Usdan (Ed.D. ’62) — Senior Fellow (and past President) of the Institute for Educational Leadership and former Connecticut Commissioner of Higher Education — is not thinking small.

 “The country is being transformed demo-graphically. The majority of public school kids now are of color, and many have complex health, poverty and language issues. To provide the services they need, the whole structure and organization of public ed­ucation has to be reassessed. Schools have unrivaled social penetration, but their leaders are institutionally isolated and often politically naïve. They need to build relations hips with general-purpose government and municipal agen­cies instead of fighting about mayoral control or charter schools, which still enroll only a tiny percentage of kids.”

Mobilizing for such an effort requires informed and supportive communities, but across America’s 14,000 school systems, Usdan says, voter turnout for school board elections is “dismal,” with results in many com­munities often turning on a handful of votes.

“I chaired the school board in New Rochelle [New York], and I was amazed at how little my well-educated friends and neighbors knew about whether I was salaried, did I report to the superintendent, and so forth. It’s odd, really, because people will make all kinds of sacrifices to move to a quality school district. They don’t come there because there’s a nationally prestigious fire or police department. It’s schools, schools, schools.”

Usdan would like to see education schools in general, and Teachers College in particular, take the lead in restoring a public focus on school governance.

“We need school leaders who can engage communities,” he says. “Our schools are financed by real estate taxes, which mean that the rich get richer. But people will fight for their kids.

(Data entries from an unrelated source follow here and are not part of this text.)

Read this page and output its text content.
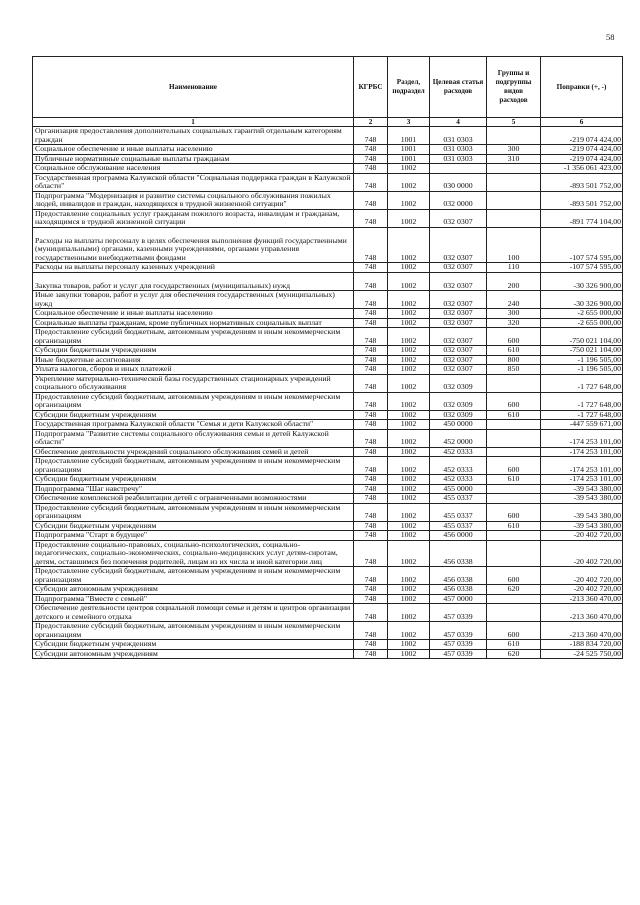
58
Наименование	КГРБС	Раздел, подраздел	Целевая статья расходов	Группы и подгруппы видов расходов	Поправки (+, -)
1	2	3	4	5	6
Организация предоставления дополнительных социальных гарантий отдельным категориям граждан	748	1001	031 0303		-219 074 424,00
Социальное обеспечение и иные выплаты населению	748	1001	031 0303	300	-219 074 424,00
Публичные нормативные социальные выплаты гражданам	748	1001	031 0303	310	-219 074 424,00
Социальное обслуживание населения	748	1002			-1 356 061 423,00
Государственная программа Калужской области "Социальная поддержка граждан в Калужской области"	748	1002	030 0000		-893 501 752,00
Подпрограмма "Модернизация и развитие системы социального обслуживания пожилых людей, инвалидов и граждан, находящихся в трудной жизненной ситуации"	748	1002	032 0000		-893 501 752,00
Предоставление социальных услуг гражданам пожилого возраста, инвалидам и гражданам, находящимся в трудной жизненной ситуации	748	1002	032 0307		-891 774 104,00
Расходы на выплаты персоналу в целях обеспечения выполнения функций государственными (муниципальными) органами, казенными учреждениями, органами управления государственными внебюджетными фондами	748	1002	032 0307	100	-107 574 595,00
Расходы на выплаты персоналу казенных учреждений	748	1002	032 0307	110	-107 574 595,00
Закупка товаров, работ и услуг для государственных (муниципальных) нужд	748	1002	032 0307	200	-30 326 900,00
Иные закупки товаров, работ и услуг для обеспечения государственных (муниципальных) нужд	748	1002	032 0307	240	-30 326 900,00
Социальное обеспечение и иные выплаты населению	748	1002	032 0307	300	-2 655 000,00
Социальные выплаты гражданам, кроме публичных нормативных социальных выплат	748	1002	032 0307	320	-2 655 000,00
Предоставление субсидий бюджетным, автономным учреждениям и иным некоммерческим организациям	748	1002	032 0307	600	-750 021 104,00
Субсидии бюджетным учреждениям	748	1002	032 0307	610	-750 021 104,00
Иные бюджетные ассигнования	748	1002	032 0307	800	-1 196 505,00
Уплата налогов, сборов и иных платежей	748	1002	032 0307	850	-1 196 505,00
Укрепление материально-технической базы государственных стационарных учреждений социального обслуживания	748	1002	032 0309		-1 727 648,00
Предоставление субсидий бюджетным, автономным учреждениям и иным некоммерческим организациям	748	1002	032 0309	600	-1 727 648,00
Субсидии бюджетным учреждениям	748	1002	032 0309	610	-1 727 648,00
Государственная программа Калужской области "Семья и дети Калужской области"	748	1002	450 0000		-447 559 671,00
Подпрограмма "Развитие системы социального обслуживания семьи и детей Калужской области"	748	1002	452 0000		-174 253 101,00
Обеспечение деятельности учреждений социального обслуживания семей и детей	748	1002	452 0333		-174 253 101,00
Предоставление субсидий бюджетным, автономным учреждениям и иным некоммерческим организациям	748	1002	452 0333	600	-174 253 101,00
Субсидии бюджетным учреждениям	748	1002	452 0333	610	-174 253 101,00
Подпрограмма "Шаг навстречу"	748	1002	455 0000		-39 543 380,00
Обеспечение комплексной реабилитации детей с ограниченными возможностями	748	1002	455 0337		-39 543 380,00
Предоставление субсидий бюджетным, автономным учреждениям и иным некоммерческим организациям	748	1002	455 0337	600	-39 543 380,00
Субсидии бюджетным учреждениям	748	1002	455 0337	610	-39 543 380,00
Подпрограмма "Старт в будущее"	748	1002	456 0000		-20 402 720,00
Предоставление социально-правовых, социально-психологических, социально-педагогических, социально-экономических, социально-медицинских услуг детям-сиротам, детям, оставшимся без попечения родителей, лицам из их числа и иной категории лиц	748	1002	456 0338		-20 402 720,00
Предоставление субсидий бюджетным, автономным учреждениям и иным некоммерческим организациям	748	1002	456 0338	600	-20 402 720,00
Субсидии автономным учреждениям	748	1002	456 0338	620	-20 402 720,00
Подпрограмма "Вместе с семьей"	748	1002	457 0000		-213 360 470,00
Обеспечение деятельности центров социальной помощи семье и детям и центров организации детского и семейного отдыха	748	1002	457 0339		-213 360 470,00
Предоставление субсидий бюджетным, автономным учреждениям и иным некоммерческим организациям	748	1002	457 0339	600	-213 360 470,00
Субсидии бюджетным учреждениям	748	1002	457 0339	610	-188 834 720,00
Субсидии автономным учреждениям	748	1002	457 0339	620	-24 525 750,00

They just need to know how, particularly in this new era when control is devolving to states and localities.”

 

Amy Stuart Wells: “Public” Isn’t a Dirty Word

Amy Stuart Wells, Professor of Sociology & Education and President-Elect of the American Educational Research Association (Photo Credit: Bill Cardoni)
Amy Stuart Wells, Professor of Sociology & Education and President-Elect of the American Educational Research Association (Photo Credit: Bill Cardoni)
Many American students no longer learn civics properly, but Amy Stuart Wells, Professor of Sociology & Education and President-Elect of the American Educa­tional Research Association, has a bigger concern: “If we just focus on schools, we’re missing engagement needed with adults — especially policy makers and the voting public, around issues of education and democracy.”

“There are phenomenal educators out there...All the bad press about how these schools are failing is exaggerated.”
—Amy Stuart Wells

Adults have undermined public education for 30 years, Wells says. Charter school reform, “begun as a compromise between voucher and public school sup­porters,” was “the camel’s nose under the tent in privat­izing public education.”

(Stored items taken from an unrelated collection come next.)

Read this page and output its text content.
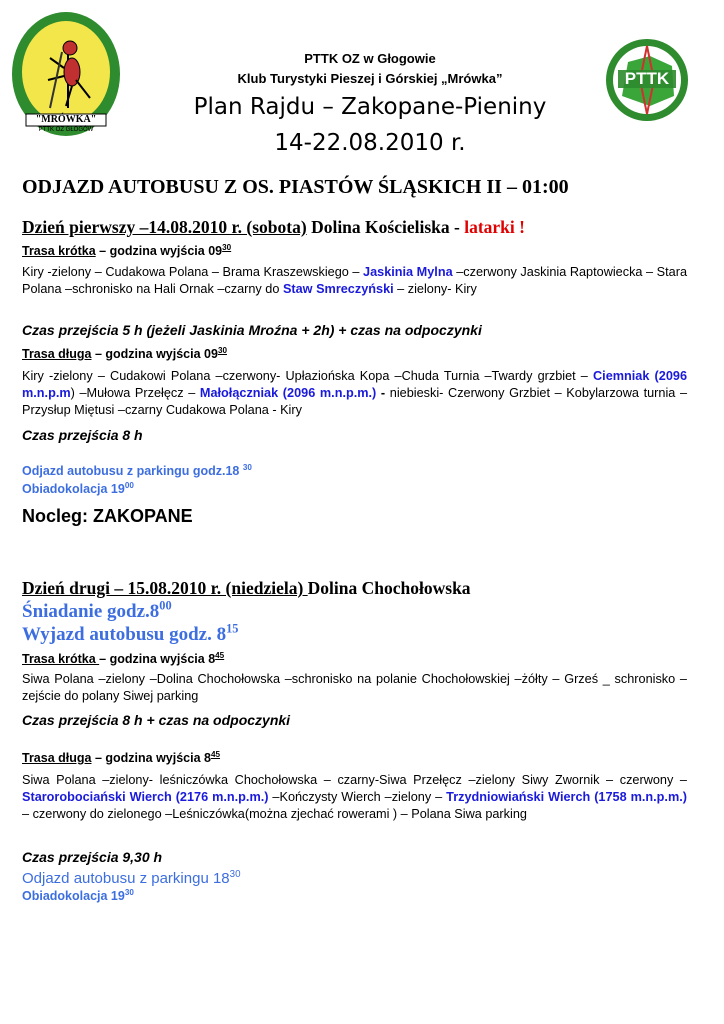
"MRÓWKA"
PTTK OZ GŁOGÓW
PTTK
PTTK OZ w Głogowie
Klub Turystyki Pieszej i Górskiej „Mrówka”
Plan Rajdu – Zakopane-Pieniny
14-22.08.2010 r.
ODJAZD AUTOBUSU Z OS. PIASTÓW ŚLĄSKICH II – 01:00
Dzień pierwszy –14.08.2010 r. (sobota) Dolina Kościeliska - latarki !
Trasa krótka – godzina wyjścia $09^{30}$
Kiry -zielony – Cudakowa Polana – Brama Kraszewskiego – Jaskinia Mylna –czerwony Jaskinia Raptowiecka – Stara Polana –schronisko na Hali Ornak –czarny do Staw Smreczyński – zielony- Kiry
Czas przejścia 5 h (jeżeli Jaskinia Mroźna + 2h) + czas na odpoczynki
Trasa długa – godzina wyjścia $09^{30}$
Kiry -zielony – Cudakowi Polana –czerwony- Upłaziońska Kopa –Chuda Turnia –Twardy grzbiet – Ciemniak (2096 m.n.p.m) –Mułowa Przełęcz – Małołączniak (2096 m.n.p.m.) - niebieski- Czerwony Grzbiet – Kobylarzowa turnia – Przysłup Miętusi –czarny Cudakowa Polana - Kiry
Czas przejścia 8 h
Odjazd autobusu z parkingu godz.18 $^{30}$
Obiadokolacja $19^{00}$
Nocleg: ZAKOPANE
Dzień drugi – 15.08.2010 r. (niedziela) Dolina Chochołowska
Śniadanie $godz.8^{00}$
Wyjazd autobusu godz. $8^{15}$
Trasa krótka – godzina wyjścia $8^{45}$
Siwa Polana –zielony –Dolina Chochołowska –schronisko na polanie Chochołowskiej –żółty – Grześ _ schronisko – zejście do polany Siwej parking
Czas przejścia 8 h + czas na odpoczynki
Trasa długa – godzina wyjścia $8^{45}$
Siwa Polana –zielony- leśniczówka Chochołowska – czarny-Siwa Przełęcz –zielony Siwy Zwornik – czerwony –Starorobociański Wierch (2176 m.n.p.m.) –Kończysty Wierch –zielony – Trzydniowiański Wierch (1758 m.n.p.m.) – czerwony do zielonego –Leśniczówka(można zjechać rowerami ) – Polana Siwa parking
Czas przejścia 9,30 h
Odjazd autobusu z parkingu $18^{30}$
Obiadokolacja $19^{30}$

Charter school growth, which is now likely to accelerate along with public funding for pri­vate schools, caused stratification and exclusion that “left public schools with shrinking budgets and the most marginalized students — those kicked out by charter schools or whose parents don’t know about charter school lotteries.”

Wells fears that “the very notion of public school — and anything that’s public — has been devalued,” even though public schools have much to be proud of. “There are so many phenomenal educators out there who work hard to do the right thing. All the bad press about failing schools is exaggerated.”

She urges rewriting that narrative. “We must build broad constituencies for public education, special education and access, and opportunity generally.”

Local control of schools is a double-edged sword that’s contributed to inequalities among districts but also mobilized constituencies to defend their schools. Now the nation must embrace its diversity by addressing societal in­equalities. “It’s important to remind people that not only are these kids going to pay your Social Security — they’re the future of our country.”